L'objectif est de déployer 100 collaborateurs de Business France au sein des CCI d'ici à l'été 2019. Les CCI, quant à elles, se sont engagées à redéployer 200 ETP, soit 130 ETP sur les fonctions de conseil international et 70 ETP au titre des fonctions support et de l'animation des événements. Cet effort, dans le contexte budgétaire très difficile des CCI, doit être salué - et il doit aussi être tenu, ce que le renforcement du rôle de la tête de réseau CCI France devrait permettre.

Vos rapporteurs spéciaux suivront ce chantier avec une grande attention, compte tenu des enjeux qu'il emporte pour l'ensemble de l'économie française.


* 23 Source : direction générale des douanes et droits indirects (DGDDI), 8 novembre 2017.

* 24 Par l'ordonnance n° 2014-1655 du 22 décembre 2014, qui procède à la fusion entre Ubifrance et l'AFII (Agence française des investissements internationaux).

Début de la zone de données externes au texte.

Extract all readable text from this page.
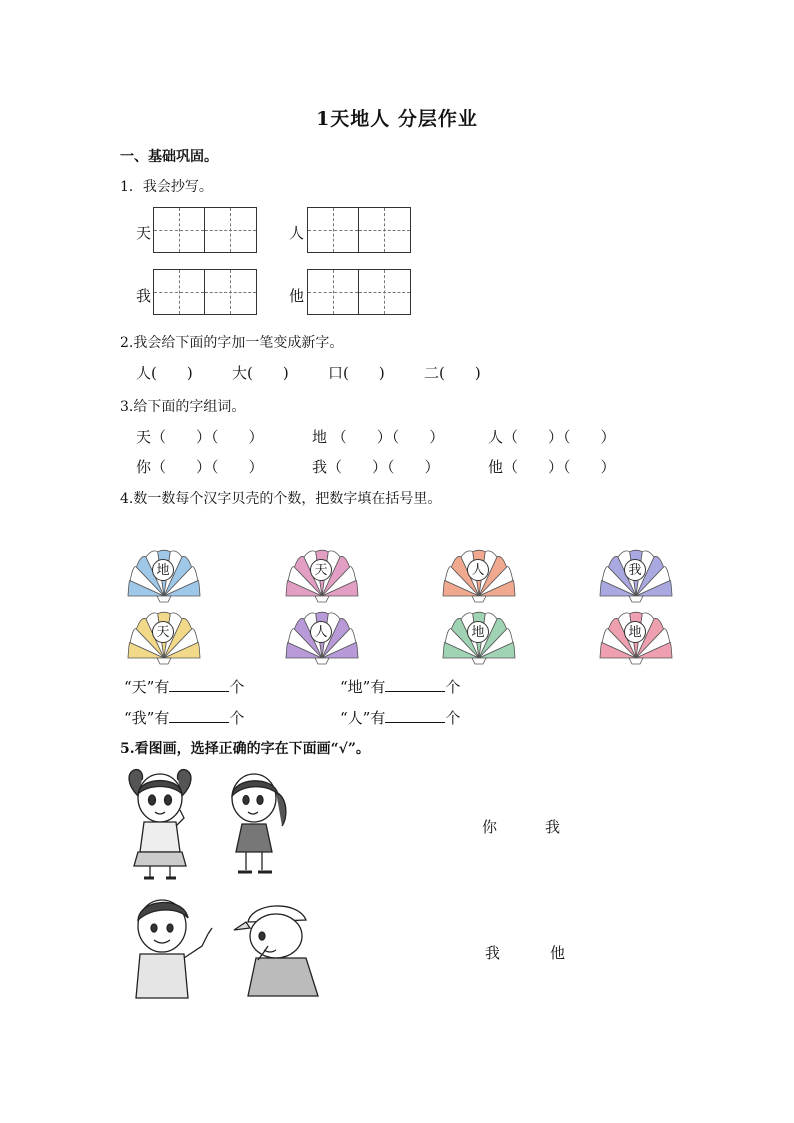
1天地人 分层作业
一、基础巩固。
1．我会抄写。
天	人
我	他
2.我会给下面的字加一笔变成新字。
人(　　)	大(　　)	口(　　)	二(　　)
3.给下面的字组词。
天（　　）（　　）	地 （　　）（　　）	人（　　）（　　）
你（　　）（　　）	我（　　）（　　）	他（　　）（　　）
4.数一数每个汉字贝壳的个数，把数字填在括号里。
地	天	人	我
天	人	地	地
“天”有	个	“地”有	个
“我”有	个	“人”有	个
5.看图画，选择正确的字在下面画“√”。
你	我
我	他
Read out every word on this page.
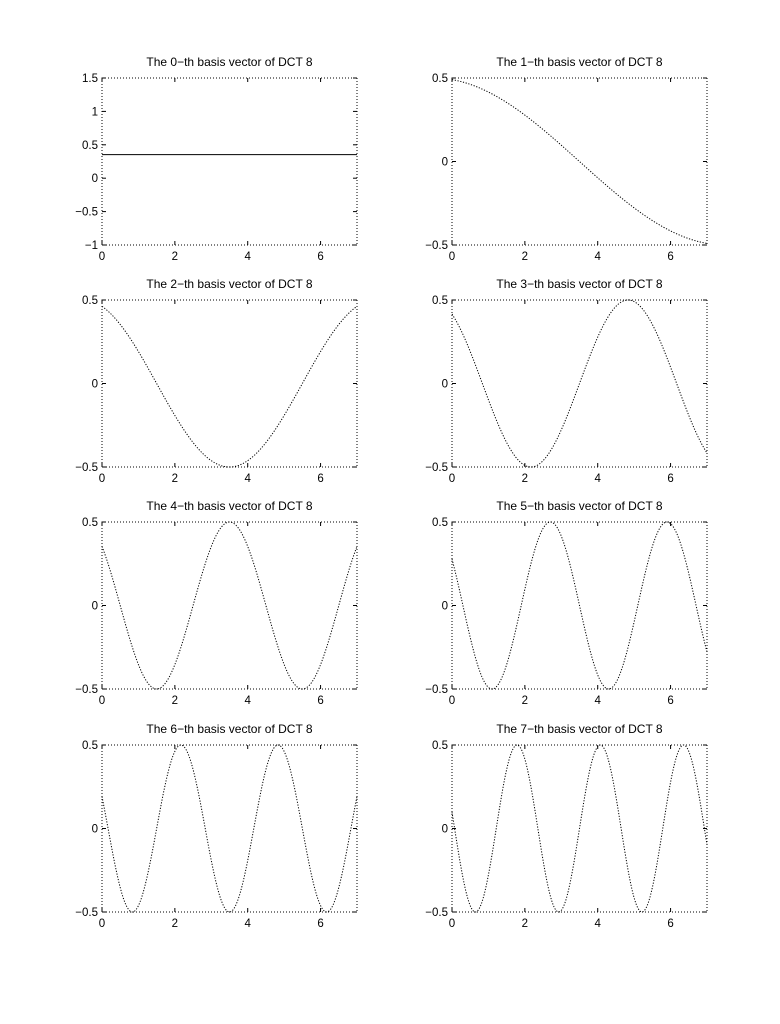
The 0−th basis vector of DCT 8
0	2	4	6
−1
−0.5
0
0.5
1
1.5
The 1−th basis vector of DCT 8
0	2	4	6
−0.5
0
0.5
The 2−th basis vector of DCT 8
0	2	4	6
−0.5
0
0.5
The 3−th basis vector of DCT 8
0	2	4	6
−0.5
0
0.5
The 4−th basis vector of DCT 8
0	2	4	6
−0.5
0
0.5
The 5−th basis vector of DCT 8
0	2	4	6
−0.5
0
0.5
The 6−th basis vector of DCT 8
0	2	4	6
−0.5
0
0.5
The 7−th basis vector of DCT 8
0	2	4	6
−0.5
0
0.5
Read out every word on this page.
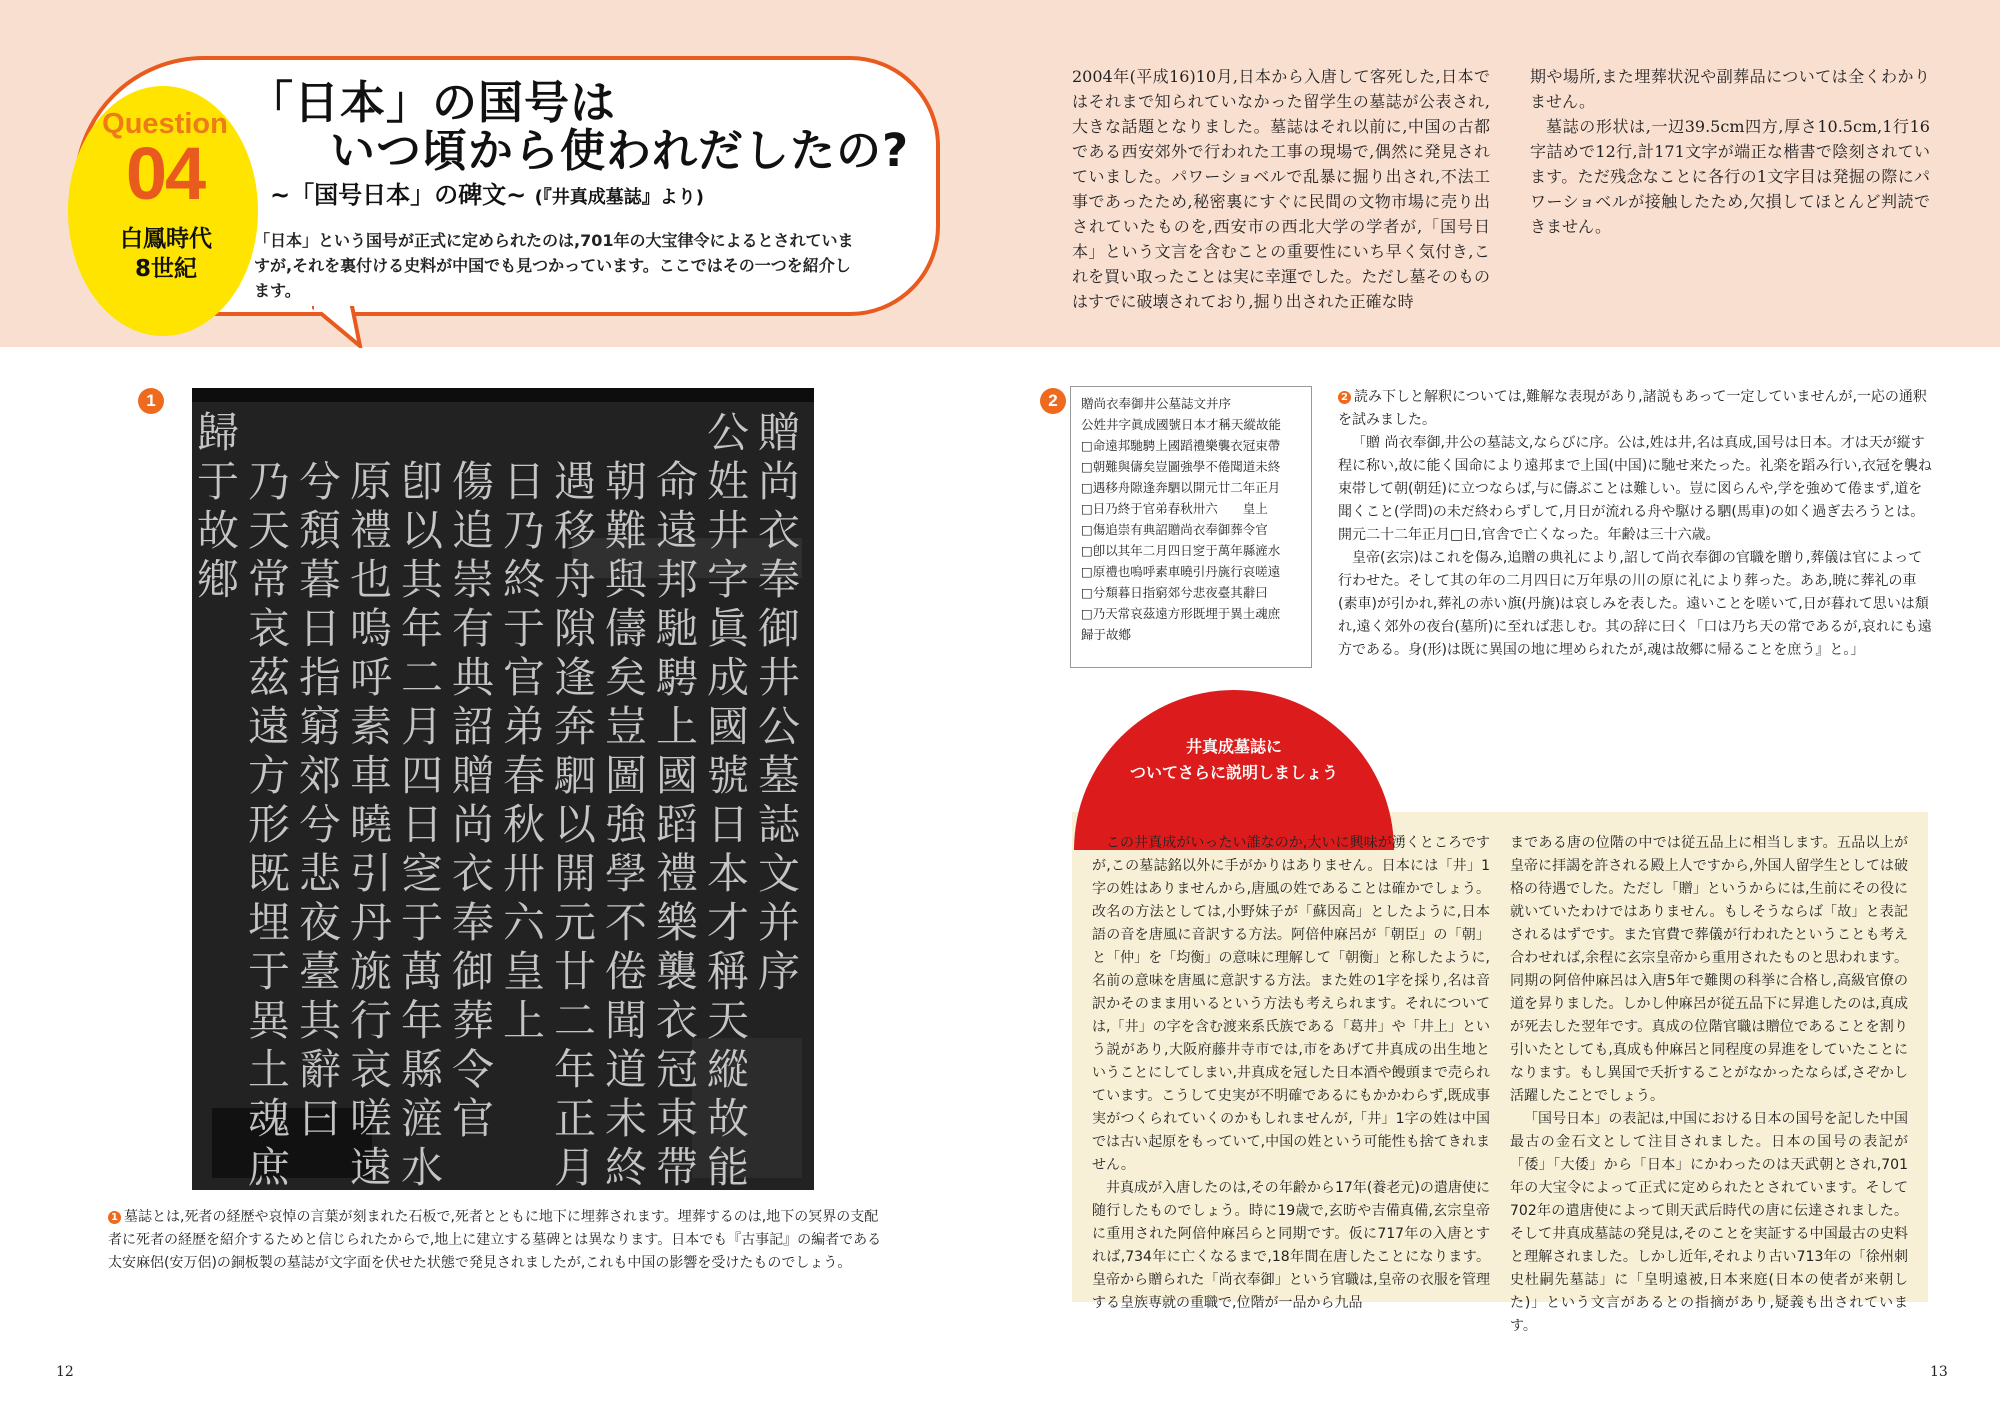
Question
04
白鳳時代
8世紀
「日本」の国号は
いつ頃から使われだしたの?
~「国号日本」の碑文~ (『井真成墓誌』より)
「日本」という国号が正式に定められたのは,701年の大宝律令によるとされていますが,それを裏付ける史料が中国でも見つかっています。ここではその一つを紹介します。
2004年(平成16)10月,日本から入唐して客死した,日本ではそれまで知られていなかった留学生の墓誌が公表され,大きな話題となりました。墓誌はそれ以前に,中国の古都である西安郊外で行われた工事の現場で,偶然に発見されていました。パワーショベルで乱暴に掘り出され,不法工事であったため,秘密裏にすぐに民間の文物市場に売り出されていたものを,西安市の西北大学の学者が,「国号日本」という文言を含むことの重要性にいち早く気付き,これを買い取ったことは実に幸運でした。ただし墓そのものはすでに破壊されており,掘り出された正確な時
期や場所,また埋葬状況や副葬品については全くわかりません。
墓誌の形状は,一辺39.5cm四方,厚さ10.5cm,1行16字詰めで12行,計171文字が端正な楷書で陰刻されています。ただ残念なことに各行の1文字目は発掘の際にパワーショベルが接触したため,欠損してほとんど判読できません。
1
贈
尚
衣
奉
御
井
公
墓
誌
文
并
序
公
姓
井
字
眞
成
國
號
日
本
才
稱
天
縱
故
能
命
遠
邦
馳
騁
上
國
蹈
禮
樂
襲
衣
冠
束
帶
朝
難
與
儔
矣
豈
圖
強
學
不
倦
聞
道
未
終
遇
移
舟
隙
逢
奔
駟
以
開
元
廿
二
年
正
月
日
乃
終
于
官
弟
春
秋
卅
六
皇
上
傷
追
崇
有
典
詔
贈
尚
衣
奉
御
葬
令
官
卽
以
其
年
二
月
四
日
窆
于
萬
年
縣
滻
水
原
禮
也
嗚
呼
素
車
曉
引
丹
旐
行
哀
嗟
遠
兮
頽
暮
日
指
窮
郊
兮
悲
夜
臺
其
辭
曰
乃
天
常
哀
茲
遠
方
形
既
埋
于
異
土
魂
庶
歸
于
故
鄕
1 墓誌とは,死者の経歴や哀悼の言葉が刻まれた石板で,死者とともに地下に埋葬されます。埋葬するのは,地下の冥界の支配者に死者の経歴を紹介するためと信じられたからで,地上に建立する墓碑とは異なります。日本でも『古事記』の編者である太安麻侶(安万侶)の銅板製の墓誌が文字面を伏せた状態で発見されましたが,これも中国の影響を受けたものでしょう。
2	贈尚衣奉御井公墓誌文并序
公姓井字眞成國號日本才稱天縱故能
□命遠邦馳騁上國蹈禮樂襲衣冠束帶
□朝難與儔矣豈圖強學不倦聞道未終
□遇移舟隙逢奔駟以開元廿二年正月
□日乃終于官弟春秋卅六　　皇上
□傷追崇有典詔贈尚衣奉御葬令官
□卽以其年二月四日窆于萬年縣滻水
□原禮也嗚呼素車曉引丹旐行哀嗟遠
□兮頽暮日指窮郊兮悲夜臺其辭曰
□乃天常哀茲遠方形既埋于異土魂庶
歸于故鄕

2 読み下しと解釈については,難解な表現があり,諸説もあって一定していませんが,一応の通釈を試みました。

「贈 尚衣奉御,井公の墓誌文,ならびに序。公は,姓は井,名は真成,国号は日本。才は天が縦す程に称い,故に能く国命により遠邦まで上国(中国)に馳せ来たった。礼楽を蹈み行い,衣冠を襲ね束帯して朝(朝廷)に立つならば,与に儔ぶことは難しい。豈に図らんや,学を強めて倦まず,道を聞くこと(学問)の未だ終わらずして,月日が流れる舟や駆ける駟(馬車)の如く過ぎ去ろうとは。開元二十二年正月□日,官舎で亡くなった。年齢は三十六歳。

皇帝(玄宗)はこれを傷み,追贈の典礼により,詔して尚衣奉御の官職を贈り,葬儀は官によって行わせた。そして其の年の二月四日に万年県の川の原に礼により葬った。ああ,暁に葬礼の車(素車)が引かれ,葬礼の赤い旗(丹旐)は哀しみを表した。遠いことを嗟いて,日が暮れて思いは頽れ,遠く郊外の夜台(墓所)に至れば悲しむ。其の辞に曰く「口は乃ち天の常であるが,哀れにも遠方である。身(形)は既に異国の地に埋められたが,魂は故郷に帰ることを庶う』と。」

井真成墓誌に
ついてさらに説明しましょう

この井真成がいったい誰なのか,大いに興味が湧くところですが,この墓誌銘以外に手がかりはありません。日本には「井」1字の姓はありませんから,唐風の姓であることは確かでしょう。改名の方法としては,小野妹子が「蘇因高」としたように,日本語の音を唐風に音訳する方法。阿倍仲麻呂が「朝臣」の「朝」と「仲」を「均衡」の意味に理解して「朝衡」と称したように,名前の意味を唐風に意訳する方法。また姓の1字を採り,名は音訳かそのまま用いるという方法も考えられます。それについては,「井」の字を含む渡来系氏族である「葛井」や「井上」という説があり,大阪府藤井寺市では,市をあげて井真成の出生地ということにしてしまい,井真成を冠した日本酒や饅頭まで売られています。こうして史実が不明確であるにもかかわらず,既成事実がつくられていくのかもしれませんが,「井」1字の姓は中国では古い起原をもっていて,中国の姓という可能性も捨てきれません。

井真成が入唐したのは,その年齢から17年(養老元)の遣唐使に随行したものでしょう。時に19歳で,玄昉や吉備真備,玄宗皇帝に重用された阿倍仲麻呂らと同期です。仮に717年の入唐とすれば,734年に亡くなるまで,18年間在唐したことになります。皇帝から贈られた「尚衣奉御」という官職は,皇帝の衣服を管理する皇族専就の重職で,位階が一品から九品

まである唐の位階の中では従五品上に相当します。五品以上が皇帝に拝謁を許される殿上人ですから,外国人留学生としては破格の待遇でした。ただし「贈」というからには,生前にその役に就いていたわけではありません。もしそうならば「故」と表記されるはずです。また官費で葬儀が行われたということも考え合わせれば,余程に玄宗皇帝から重用されたものと思われます。同期の阿倍仲麻呂は入唐5年で難関の科挙に合格し,高級官僚の道を昇りました。しかし仲麻呂が従五品下に昇進したのは,真成が死去した翌年です。真成の位階官職は贈位であることを割り引いたとしても,真成も仲麻呂と同程度の昇進をしていたことになります。もし異国で夭折することがなかったならば,さぞかし活躍したことでしょう。

「国号日本」の表記は,中国における日本の国号を記した中国最古の金石文として注目されました。日本の国号の表記が「倭」「大倭」から「日本」にかわったのは天武朝とされ,701年の大宝令によって正式に定められたとされています。そして702年の遣唐使によって則天武后時代の唐に伝達されました。そして井真成墓誌の発見は,そのことを実証する中国最古の史料と理解されました。しかし近年,それより古い713年の「徐州刺史杜嗣先墓誌」に「皇明遠被,日本来庭(日本の使者が来朝した)」という文言があるとの指摘があり,疑義も出されています。

12	13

* 25 L'agence disposait d'une vingtaine de délégués régionaux, mais ceux-ci avaient seulement un rôle de liaison.

* 26 Cette situation contraste avec le « partenariat stratégique pour le développement des PME à l'international » signé le 11 mars 2015 entre Business France, CCI France et CCI International : peu contraignant, celui-ci n'avait guère produit les résultats escomptés en matière de détection et d'accompagnement des entreprises.